The plague caused massive panic throughout England. A testimony at St. Marys, Ashwell, Hertfordshire carved in 1349 accounts for the plague causing a ‘wretched, terrible, destructive year, the remnants of the people alone remain’.
In terms of how the plague spread so quickly, it has been said that ‘sometimes it came by road... sometimes by river... or by ship... or from other infected areas’ (J. Bolton, ed. Ormrod and Lindley, (1996)). J. Bolton also wrote that the death rates ‘ranged between 19 per cent of manorial tenants at Hartlebury and Hanbury to no less than 80 per cent at Aston.’ There are no accounts of entire villages being wiped out by the disease, but it is unlikely that any family was not affected by loss attributed to the disease.
Bristol was the first major town to be stuck by the onset of the plague in England. As the second largest town and a major international trading port for the country with links to Europe, where it was said that the plague was already flourishing, it did seem inevitable that Bristol would suffer majorly, and early. Henry Knighton chronicled at the time that ‘the dreadful pestilence made its way along the coast by Southampton and reached Bristol where almost the whole strength of the town perished.’ Bristol, with its 10,000 inhabitants and cramped, unsanitary living conditions almost certainly conformed to Holt and Rosser’s description of a medieval settlement as set out in ‘The English Medieval Town’ (1990) ‘filth running in open ditches in the streets, fly-blown meat and stinking fish, contaminated... ale, polluted well water, unspeakable privies, epidemic disease’.
As well as the apocalyptic accounts of the spread and consequences of the plague, contemporaries tell of mass graves, such as the one uncovered at Spitalfields in London, and of the Bishop of London having to hastily open a new cemetery next to Smithfields. London was in a far less sanitary condition than Bristol. As the largest city, cess pits punctuated the narrow, filth ridden streets, Thames was flowing with the polluted waste of an over populated city, and waste was flung from windows and stayed where it fell. Attempts to improve sanitation were hindered by the disease itself. All of London’s street cleaners had died of the illness they were trying to prevent by cleaning the streets. The poor and impoverished were not the exclusive victims of the plague. Two ex-chancellors and three Archbishops of Canterbury all died within very quick succession. The Black Death was a huge problem in London until 1350, and it thought to have killed between one third and one half of the population.
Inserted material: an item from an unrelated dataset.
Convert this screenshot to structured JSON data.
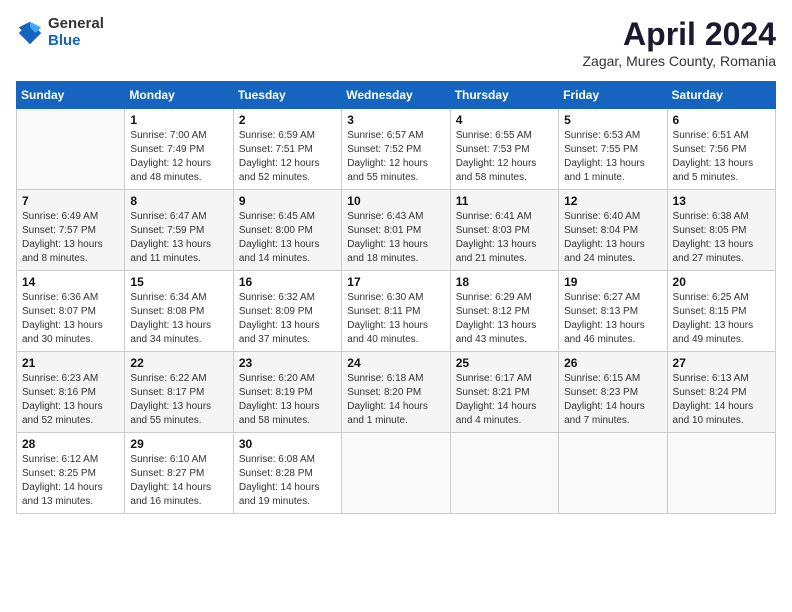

1350 did not herald the complete end of the plague. It ravaged again through England in 1361-64, 1368, 1371, 1373-75, 1390, and from 1405 into the fifteenth century. Henry Knighton and other contemporary chroniclers, including Thomas Walsingham noted that ‘in 1361 there was a second pestilence within England, which was called the mortality of children’ and that ‘in 1390 a great plague ravaged the country. It especially attacked adolescents and boys, who died in incredible numbers in towns and villages everywhere’. The plague decimated the population of its youth, the future of the country. It is thought that by 1360, it could have been highly possible that the disease could have become age and gender specific.